This Potato Fritter Sandwich Is the Perfect Way to Start Your Day
Maneet Chauhan shares her recipe for vada pav and two other Indian street food classics in this week’s episode of Chefs at Home.
After season one wrapped earlier this year, season two of Chefs at Home is finally here—and the first episode kicks off with none other than chef and cookbook author Maneet Chauhan. Over the course of three videos, she prepares three different Indian street food dishes. The first is vada pav, a snackable sandwich featuring a potato fritter and two different types of chutney, and Chauhan says that if you start off your day with one for breakfast, "I promise you, your entire day is going to be remarkable." She also makes two egg dishes, egg bhurji (spiced scrambled eggs), and finally, a ros omelet, which she describes as a masala omelet in a coconut curry sauce. As she cooks, she shares plenty of helpful tips, too, from making sure you use cold eggs to getting the right level of heat in your chutneys.

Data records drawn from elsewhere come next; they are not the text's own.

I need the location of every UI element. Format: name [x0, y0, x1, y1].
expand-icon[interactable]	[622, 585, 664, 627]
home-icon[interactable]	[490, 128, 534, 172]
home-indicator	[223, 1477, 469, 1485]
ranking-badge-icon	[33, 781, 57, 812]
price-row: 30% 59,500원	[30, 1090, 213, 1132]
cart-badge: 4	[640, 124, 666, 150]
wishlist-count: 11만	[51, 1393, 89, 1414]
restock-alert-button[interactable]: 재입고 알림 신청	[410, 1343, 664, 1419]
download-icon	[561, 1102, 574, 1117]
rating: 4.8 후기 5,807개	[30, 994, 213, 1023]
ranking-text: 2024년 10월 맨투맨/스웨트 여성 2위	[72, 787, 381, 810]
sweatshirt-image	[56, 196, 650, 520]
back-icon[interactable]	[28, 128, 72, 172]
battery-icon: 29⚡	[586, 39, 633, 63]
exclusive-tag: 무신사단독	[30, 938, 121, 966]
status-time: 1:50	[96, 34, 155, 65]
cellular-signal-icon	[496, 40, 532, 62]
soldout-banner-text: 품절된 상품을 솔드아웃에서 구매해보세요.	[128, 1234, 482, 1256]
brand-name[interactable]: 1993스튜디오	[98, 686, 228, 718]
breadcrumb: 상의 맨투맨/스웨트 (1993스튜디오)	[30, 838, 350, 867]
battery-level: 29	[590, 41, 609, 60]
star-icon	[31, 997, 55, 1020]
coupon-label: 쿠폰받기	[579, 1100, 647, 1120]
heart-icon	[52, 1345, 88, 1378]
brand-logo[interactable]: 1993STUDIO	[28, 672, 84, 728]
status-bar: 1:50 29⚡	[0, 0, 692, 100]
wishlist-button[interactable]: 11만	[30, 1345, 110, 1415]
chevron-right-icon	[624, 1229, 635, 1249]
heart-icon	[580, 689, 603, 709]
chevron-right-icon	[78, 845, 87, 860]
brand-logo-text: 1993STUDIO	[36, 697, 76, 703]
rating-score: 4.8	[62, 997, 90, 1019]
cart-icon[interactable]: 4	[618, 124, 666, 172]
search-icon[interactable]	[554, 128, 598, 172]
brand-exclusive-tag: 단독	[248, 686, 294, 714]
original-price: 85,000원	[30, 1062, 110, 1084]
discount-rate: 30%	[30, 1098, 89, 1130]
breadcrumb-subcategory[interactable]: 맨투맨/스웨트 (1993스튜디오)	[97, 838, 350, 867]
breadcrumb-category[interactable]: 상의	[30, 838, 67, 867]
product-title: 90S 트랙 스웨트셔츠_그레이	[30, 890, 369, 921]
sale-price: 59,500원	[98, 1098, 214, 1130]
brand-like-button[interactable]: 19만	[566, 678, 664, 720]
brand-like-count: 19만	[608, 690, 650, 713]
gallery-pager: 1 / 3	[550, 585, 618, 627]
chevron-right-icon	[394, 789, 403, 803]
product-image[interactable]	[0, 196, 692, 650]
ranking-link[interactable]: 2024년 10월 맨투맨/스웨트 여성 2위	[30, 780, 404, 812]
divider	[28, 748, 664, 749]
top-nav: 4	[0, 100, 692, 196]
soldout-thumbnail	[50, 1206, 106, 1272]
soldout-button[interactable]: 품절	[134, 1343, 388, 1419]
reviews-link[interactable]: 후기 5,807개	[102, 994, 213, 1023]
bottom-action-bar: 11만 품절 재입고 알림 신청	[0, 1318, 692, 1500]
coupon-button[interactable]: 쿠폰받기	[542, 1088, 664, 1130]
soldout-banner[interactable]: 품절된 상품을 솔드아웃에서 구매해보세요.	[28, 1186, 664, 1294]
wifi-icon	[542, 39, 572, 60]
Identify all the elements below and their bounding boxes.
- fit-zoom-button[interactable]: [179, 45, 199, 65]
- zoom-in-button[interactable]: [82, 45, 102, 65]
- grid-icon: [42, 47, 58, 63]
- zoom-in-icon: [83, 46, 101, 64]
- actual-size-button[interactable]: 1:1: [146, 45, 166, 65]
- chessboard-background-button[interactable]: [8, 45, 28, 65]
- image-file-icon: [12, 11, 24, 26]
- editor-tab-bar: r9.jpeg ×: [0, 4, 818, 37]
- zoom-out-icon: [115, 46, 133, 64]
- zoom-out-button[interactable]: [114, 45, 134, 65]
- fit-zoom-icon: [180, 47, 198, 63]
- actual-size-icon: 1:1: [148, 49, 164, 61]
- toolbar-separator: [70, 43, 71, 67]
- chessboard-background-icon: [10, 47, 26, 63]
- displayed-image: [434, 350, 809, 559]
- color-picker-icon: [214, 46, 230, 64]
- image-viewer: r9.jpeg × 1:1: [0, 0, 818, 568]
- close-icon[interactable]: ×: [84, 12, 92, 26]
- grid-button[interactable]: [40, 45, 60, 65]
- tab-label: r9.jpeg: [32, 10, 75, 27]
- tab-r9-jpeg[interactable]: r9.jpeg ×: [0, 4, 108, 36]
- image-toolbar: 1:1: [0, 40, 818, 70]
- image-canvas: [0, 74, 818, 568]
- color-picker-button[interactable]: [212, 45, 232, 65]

Check out each of Chauhan's how-to videos and follow along below so you can make the dishes at home.
First up is a vada pav, one of Mumbai's most popular street foods. It consists of a potato fritter, or vada, served on a bun with two chutneys—coconut and spicy green chile. Chauhan starts off by making the vada first, saying that you'll want to shape each fritter so that it's proportional to the size of the buns, or pav. Then, you'll dunk the vada in batter, shaking to remove excess, and fry them up until they're golden-brown.
Chauhan also makes both of the chutneys from scratch—she likes to add one chile to start and incorporate more heat as needed. Once the chutneys are made and the vada are fried, you can assemble the sandwiches. Chauhan takes brioche buns that she toasted in butter and slathers the coconut chutney on the base. The vada goes on next, followed by the green chutney on top, then pomegranate seeds, some cilantro, and finally, a deep-fried serrano chile. All that's left to do is squish the sandwich and take a big bite.
"This is so good," she says. "You get the creaminess of the potatoes, the freshness of the mint, the cilantro. The creaminess of the coconut. This is definitely the perfect bite."
In this next segment, Chauhan prepares egg bhurji (also spelled "bhurjee"), spiced Indian scrambled eggs that she grew up eating and now makes every Sunday for her kids. It all starts with ghee in a pan, where you'll toast some spices and aromatics. In the meantime, crack and prepare the eggs—make sure they're cold so you get fluffier results.
The tomatoes go into the pan next, along with some salt. Then, you'll pour in the egg mixture. Take care to use medium heat, not high (otherwise the edges will burn). After some additional seasoning, the eggs are ready to go, and there's a few different ways you can serve them. A paratha is traditional, Chauhan says, and she serves the eggs on them with a dollop of butter and achaar. But you can also spoon the eggs over toast and top them with pickled peppers and cilantro, or, sandwich the eggs between a bun and top with Indian ketchup. Whichever route you choose, you'll have delicious results.
Lastly, Chauhan makes her recipe for a ros omelet, a dish she says you can find in the western coastal region of India, in Goa. You start off by making the ros first (ros means gravy in Hindi), and then, prepare the omelet. Both components start with coconut oil in a pan, so that the flavors are echoed throughout. Just like with the egg bhurji, make sure you keep your pan at medium heat when cooking the eggs to avoid burning the omelet.
To serve, ladle the ros on a plate, and then place the omelet on top, spooning even more ros on top. Some thinly sliced onions, cilantro, and lime wedges finish it all off. If you'd like, Chauhan says you can enjoy it with a side of steamed rice, and some bread, too.